Il migliore della settimana: Fabio Castano, 35 anni
MENTRE IL GATTO mi chiede a gran voce una razione di coccole, io penso a Fellini e c’era da aspettarselo. Non è per la facile assonanza Fellini–felini che ho unito le due immagini, anche se il Maestro Federico me lo sono sempre immaginato come un gatto della cinematografia: scaltro, acuto, solitario, flessibile, adattabile. In questo agosto ho deciso di viaggiare così: immergendomi dalla testa ai piedi nel talento del grande riminese, inventore di parole, luoghi dell’anima, gesti, modi di dire. E allora sono partito proprio da Rimini, da quei Vitelloni che, come i ragazzi d’oggi, fanno fatica a vedere una meta. Dall’Alberto Sordi che si sporge dal tettuccio dell’auto e, sprezzante, lancia una pernacchia e fa il gesto dell’ombrello ai «Lavoratori» a lato della strada.
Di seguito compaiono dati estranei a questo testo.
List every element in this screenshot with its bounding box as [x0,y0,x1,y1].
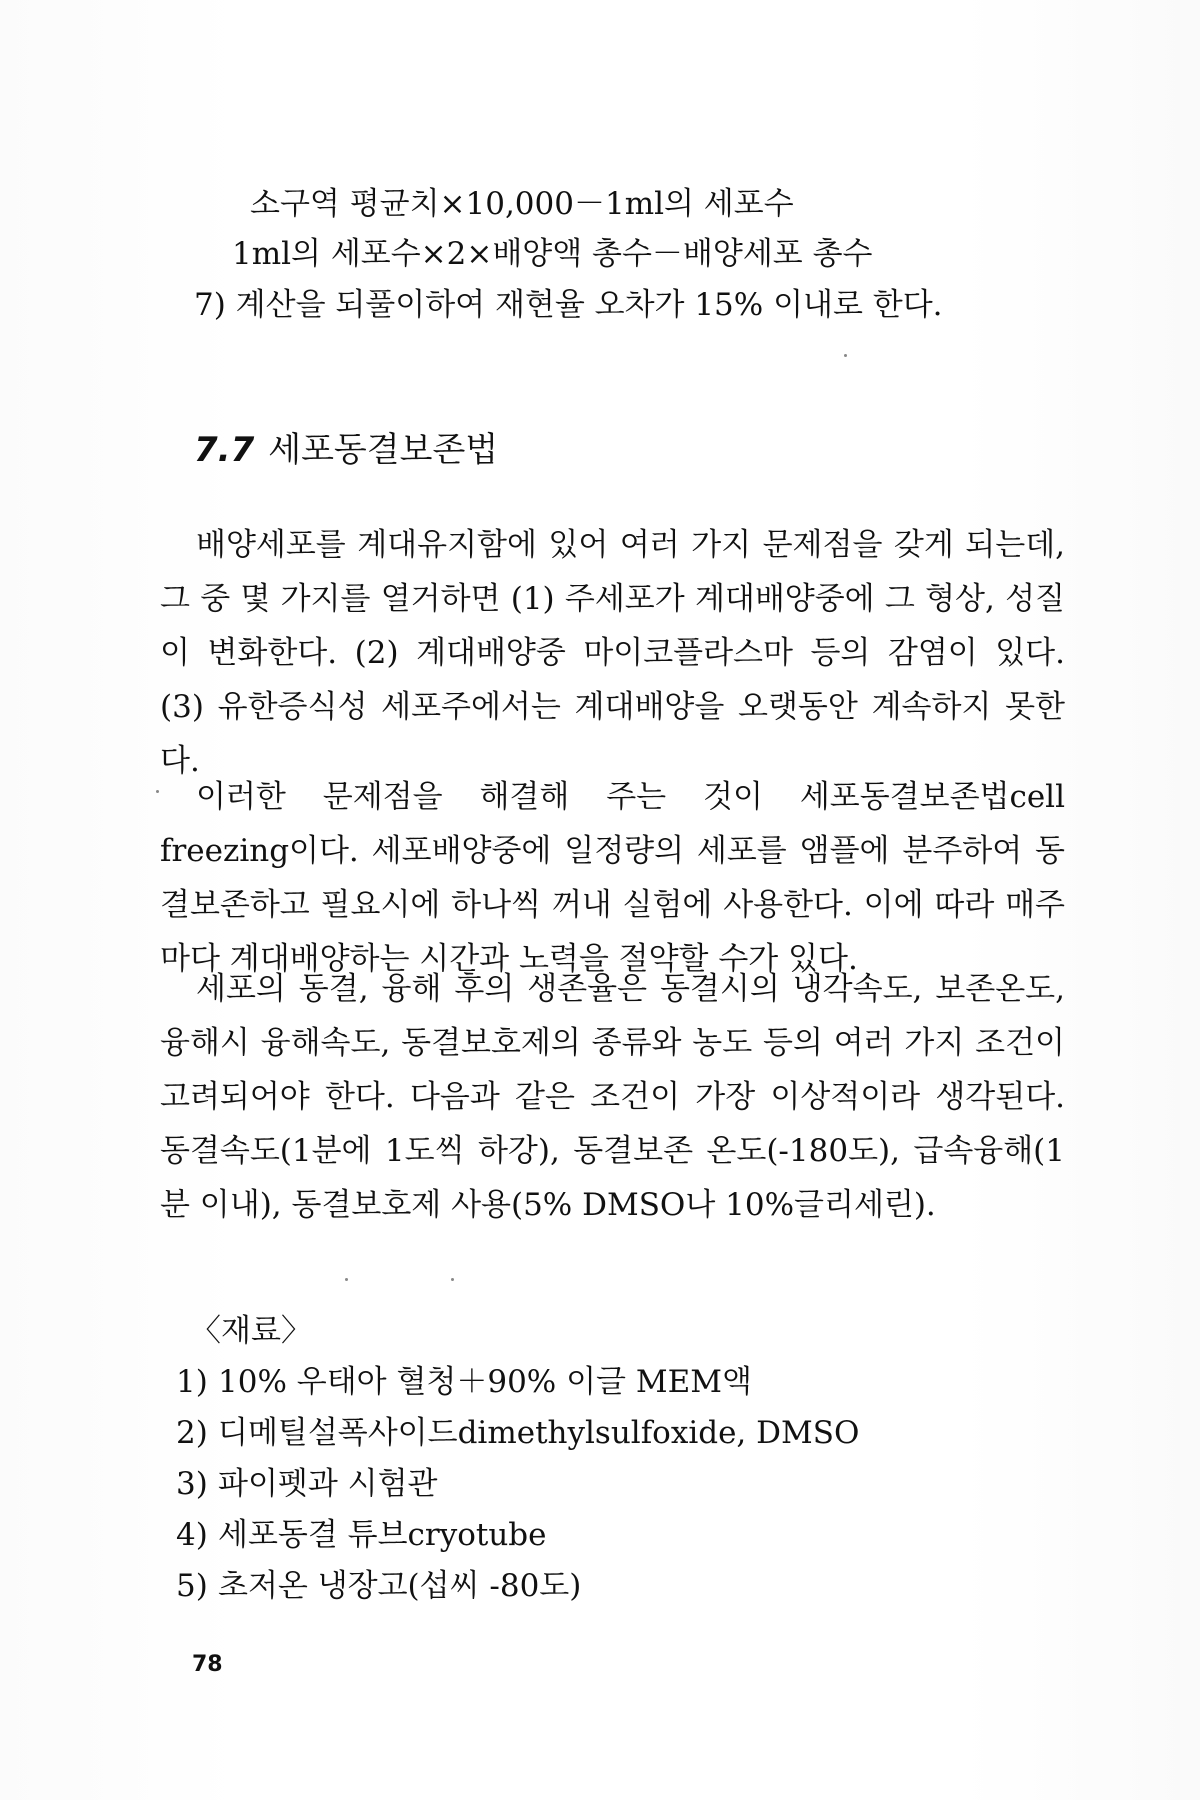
list-item [176,1459,859,1510]
item-text: 파이펫과 시험관 [218,1466,438,1502]
materials-heading: 〈재료〉 [190,1313,312,1349]
scan-speck [156,790,159,793]
item-text: 디메틸설폭사이드dimethylsulfoxide, DMSO [218,1415,860,1451]
item-text: 세포동결 튜브cryotube [218,1517,547,1553]
formula-line-1: 소구역 평균치×10,000－1ml의 세포수 [250,186,794,222]
section-title-text: 세포동결보존법 [268,430,499,470]
paragraph-text: 이러한 문제점을 해결해 주는 것이 세포동결보존법cell freezing이다. 세포배양중에 일정량의 세포를 앰플에 분주하여 동결보존하고 필요시에 하나씩 꺼내 실험에 사용한다. 이에 따라 매주마다 계대배양하는 시간과 노력을 절약할 수가 있다. [160,779,1065,977]
item-text: 초저온 냉장고(섭씨 -80도) [218,1568,582,1604]
paragraph-2 [160,770,1065,986]
step-7-text: 7) 계산을 되풀이하여 재현율 오차가 15% 이내로 한다. [194,287,943,323]
item-index: 1) [176,1364,208,1400]
paragraph-text: 세포의 동결, 융해 후의 생존율은 동결시의 냉각속도, 보존온도, 융해시 융해속도, 동결보호제의 종류와 농도 등의 여러 가지 조건이 고려되어야 한다. 다음과 같은 조건이 가장 이상적이라 생각된다. 동결속도(1분에 1도씩 하강), 동결보존 온도(-180도), 급속융해(1분 이내), 동결보호제 사용(5% DMSO나 10%글리세린). [160,971,1065,1223]
scan-speck [844,354,847,357]
list-item [176,1357,859,1408]
formula-line-2: 1ml의 세포수×2×배양액 총수－배양세포 총수 [232,236,873,272]
item-index: 4) [176,1517,208,1553]
item-index: 2) [176,1415,208,1451]
item-index: 5) [176,1568,208,1604]
paragraph-1 [160,518,1065,788]
item-text: 10% 우태아 혈청＋90% 이글 MEM액 [218,1364,752,1400]
page-number: 78 [192,1652,223,1677]
materials-list [176,1306,859,1612]
list-item [176,1408,859,1459]
scan-speck [345,1278,348,1281]
scan-speck [451,1278,454,1281]
paragraph-text: 배양세포를 계대유지함에 있어 여러 가지 문제점을 갖게 되는데, 그 중 몇 가지를 열거하면 (1) 주세포가 계대배양중에 그 형상, 성질이 변화한다. (2) 계대배양중 마이코플라스마 등의 감염이 있다. (3) 유한증식성 세포주에서는 계대배양을 오랫동안 계속하지 못한다. [160,527,1065,779]
paragraph-3 [160,962,1065,1232]
section-number: 7.7 [194,430,255,470]
materials-items [176,1357,859,1612]
list-item [176,1510,859,1561]
list-item [176,1561,859,1612]
item-index: 3) [176,1466,208,1502]
section-heading [194,428,498,472]
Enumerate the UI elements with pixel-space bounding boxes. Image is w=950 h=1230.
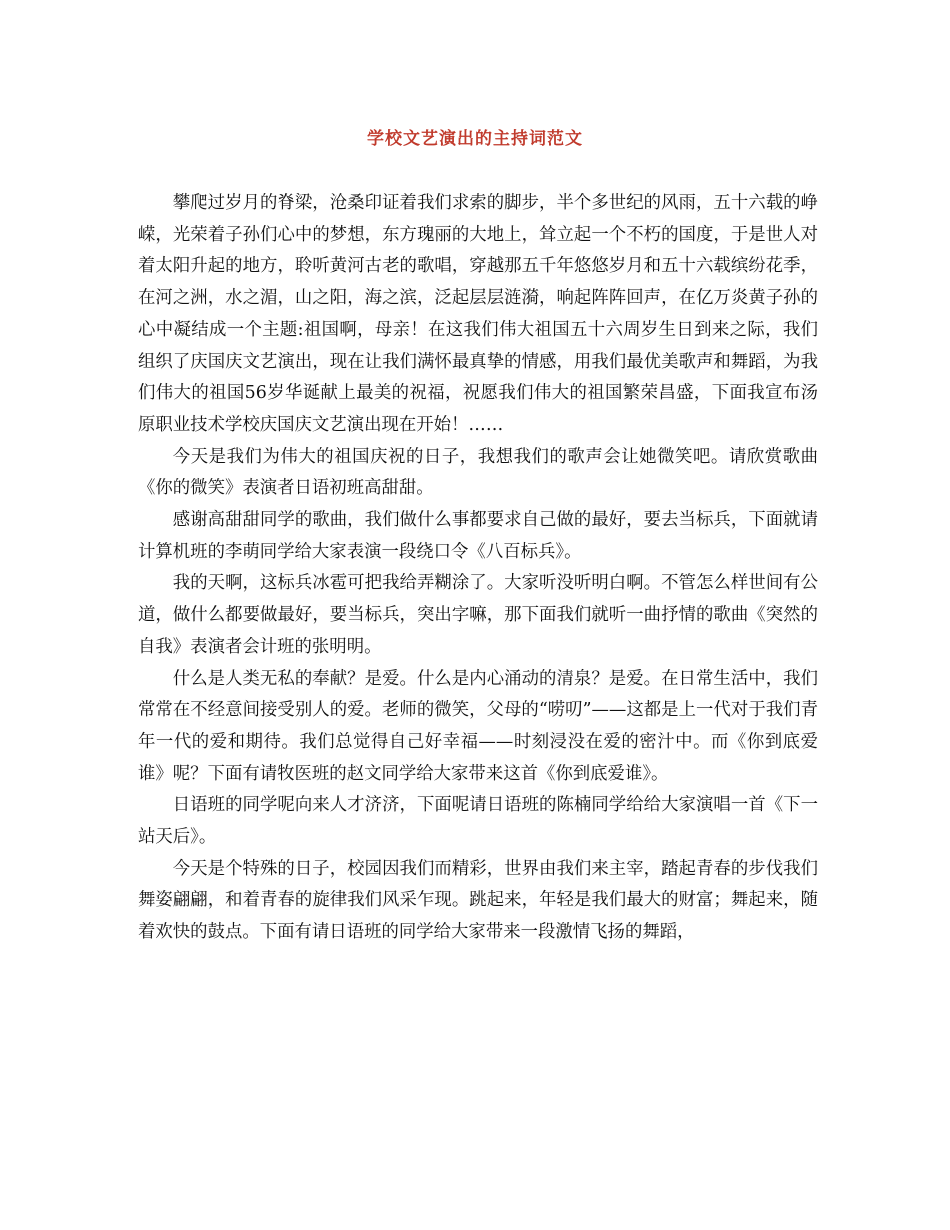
paragraph: 日语班的同学呢向来人才济济，下面呢请日语班的陈楠同学给给大家演唱一首《下一站天后》。	[138, 795, 818, 848]
document-title: 学校文艺演出的主持词范文	[367, 129, 583, 149]
paragraph: 什么是人类无私的奉献？是爱。什么是内心涌动的清泉？是爱。在日常生活中，我们常常在不经意间接受别人的爱。老师的微笑，父母的“唠叨”——这都是上一代对于我们青年一代的爱和期待。我们总觉得自己好幸福——时刻浸没在爱的密汁中。而《你到底爱谁》呢？下面有请牧医班的赵文同学给大家带来这首《你到底爱谁》。	[138, 668, 818, 784]
paragraph: 今天是个特殊的日子，校园因我们而精彩，世界由我们来主宰，踏起青春的步伐我们舞姿翩翩，和着青春的旋律我们风采乍现。跳起来，年轻是我们最大的财富；舞起来，随着欢快的鼓点。下面有请日语班的同学给大家带来一段激情飞扬的舞蹈，	[138, 858, 818, 943]
paragraph: 感谢高甜甜同学的歌曲，我们做什么事都要求自己做的最好，要去当标兵，下面就请计算机班的李萌同学给大家表演一段绕口令《八百标兵》。	[138, 510, 818, 562]
paragraph: 攀爬过岁月的脊梁，沧桑印证着我们求索的脚步，半个多世纪的风雨，五十六载的峥嵘，光荣着子孙们心中的梦想，东方瑰丽的大地上，耸立起一个不朽的国度，于是世人对着太阳升起的地方，聆听黄河古老的歌唱，穿越那五千年悠悠岁月和五十六载缤纷花季，在河之洲，水之湄，山之阳，海之滨，泛起层层涟漪，响起阵阵回声，在亿万炎黄子孙的心中凝结成一个主题:祖国啊，母亲！在这我们伟大祖国五十六周岁生日到来之际，我们组织了庆国庆文艺演出，现在让我们满怀最真挚的情感，用我们最优美歌声和舞蹈，为我们伟大的祖国56岁华诞献上最美的祝福，祝愿我们伟大的祖国繁荣昌盛，下面我宣布汤原职业技术学校庆国庆文艺演出现在开始！……	[138, 193, 818, 435]
document-body	[138, 188, 818, 949]
paragraph: 今天是我们为伟大的祖国庆祝的日子，我想我们的歌声会让她微笑吧。请欣赏歌曲《你的微笑》表演者日语初班高甜甜。	[138, 446, 818, 499]
paragraph: 我的天啊，这标兵冰雹可把我给弄糊涂了。大家听没听明白啊。不管怎么样世间有公道，做什么都要做最好，要当标兵，突出字嘛，那下面我们就听一曲抒情的歌曲《突然的自我》表演者会计班的张明明。	[138, 573, 818, 657]
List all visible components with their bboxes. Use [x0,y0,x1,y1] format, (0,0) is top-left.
NEL MIO VIAGGIO estivo ho seguito la
Cabiria – Giulietta Masina nelle notti delle periferie romane, quando incontra Amedeo Nazzari e sogna con lui una vita migliore.
L’ho vista cadere e rialzarsi, cadere ancora, rialzarsi ancora, in un esercizio di resilienza (termine oggi così in voga) che è sintetizzato nel suo sguardo finale in macchina: un inno alla vita.
A Roma son rimasto invischiato nella Dolce Vita del reporter Marcello, un Ulisse alla deriva nella decadenza romana Anni 60, con la bellezza lattea di Anita Ekberg che dalla Fontana di Trevi lo chiama, come una sirena: «Marcello, come here!».
Mi sono immerso, in una sera afosa, nella crisi umana e artistica del regista di 8½ che alla conferenza stampa tanto attesa da tutti, con la struttura scenica alle spalle per il lancio del razzo, cerca di scappare dalle pressioni nascondendosi sotto un tavolo. Poi ho partecipato al girotondo finale: il più famoso della storia del cinema.
Son tornato a Rimini nei ricordi di Amarcord, con la Gradisca, la tabaccaia dal seno gulliveriano e lo zio matto, Ciccio Ingrassia, che si arrampica sull’albero a gridare per tutto il giorno: «Voglio una donna!».
A ottobre saranno venticinque anni che Fellini è partito: dico partito perché uno così cambia solo di stanza, non può mica morire.
IN QUESTO AGOSTO Federico Fellini ed io abbiamo fatto un viaggio insieme: ho conosciuto meglio il coraggio di un talento in grado di esprimere, senza ripensamenti, tutta la sua forza creativa. Mentre il gatto è salito sul divano e si sta prendendo le agognate carezze, sta per finire La voce della luna con il sussurro del Roberto Benigni–Ivo Salvini: «Eppure io credo che se ci fosse un po’ più di silenzio, se tutti facessimo un po’ di silenzio, forse qualcosa potremmo capire». Grazie per questa estate e per il passaggio tra i tuoi sogni, Federico.